When I 1st arrived in France and had to smash my way around Lac du Coron, peering through snags as dark shapes vanished leaving nothing but plumes of silt, disturbing the red squirrels for the 1st time in probably 20 years and freezing on the spot as the kingfishers, deer or Boar stood totally relaxed on the back bank or hopped over the stream I knew I really had my work cut out over the coming 9 months in order to get Lac du Coron exactly the way I wanted. Not just getting the right fish but by clearing the swims, improving water conditions and creating paths without taking all the character out of what in reality is a pretty rare lake for France.
For those that have followed our progress since August 2015 you will have seen the regular updates as we have worked hard to get things spot on for our 1st guests in April.
I have to admit though that in November/December I was getting a bit nervous, the end didnt seem in
sight and with the clock ticking I was concerned. Now though as I sit here writing this post on a wet but mild mid January morning things have come together, the corner has really been turned and I am now on the homeward stretch, the big work, the digging, fixing the water levels, felling some old rotten trees, stocking our stunning carp, building the landing platforms etc has all been done and now it's time to start prettying the place up. Removing the last of the underwater snags and then getting the chipper going for the base of the swims, pruning back some of the bushes to make the swims clear, bushwhacking the brambles so you can actually get round the back bank and generally preparing the tracks etc for the arrival of the clubhouse in March.
One thing I have noticed when listening to all your feedback is that you are excited and supportive of what we are creating here, so it is great to know you get it, for those that don't though I thought I would try and put it in a nutshell.
I guess these few sentences sum us up. Big fish are not the be all and end all, we will not sacrifice the looks and health of our fish simply to fill the lake with 60lbs + fish. Of course we have worked hard to ensure there are a huge amount of upper 30's, loads and loads of big 40's and even the odd 50, but each one has been picked because it is stunning and adds to the stock of the lake in the right way.

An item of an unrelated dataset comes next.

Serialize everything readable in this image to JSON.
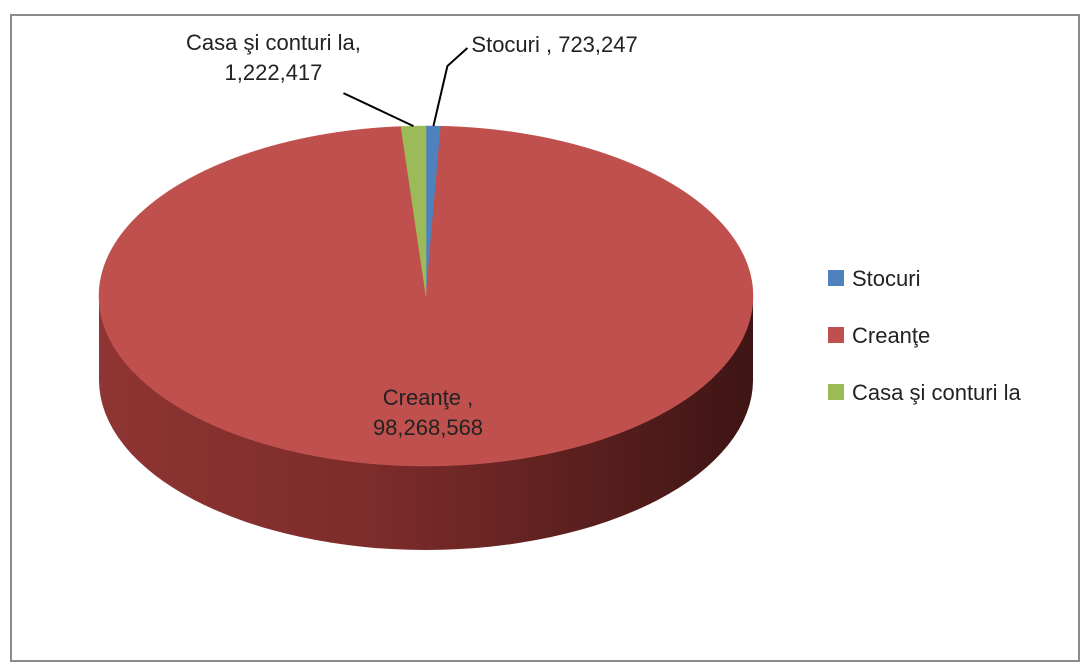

When it comes to the lake the last thing I wanted to do was sanitize it, chop everything down and make the place lifeless. Lac du Coron as we call it has been left to father time for over 20 years and has never been fished, the way I see it, it is our responsibility to fish well and fit in with the lake and its surroundings, not smash the place up so that every cast is easy and comfortable and you can fit a 14 man bivvy in every swim.
This place is stunning and it will stay that way, that's why I hope our guests respect the place and fish safely and well so that we dont have to take all the trees and overhangs out.
What we have tried to do though is add certain elements like the landing pontoons in order to deal with potential problems like a big fish tearing off down the margin and you not being able to get an angle to play it back. The little jetties allow you to get to the front of the tree line making playing and netting fish lots easier.
In a few weeks time bailiff Matt will be the 1st person to fish Lac du Coron since I last had a go in October when I had the 32lbs original so I hope we will get some great pics to bring you. I will also do a little video blog soon.
Thank you for following us and thank you for all the bookings and support, I can't wait until April!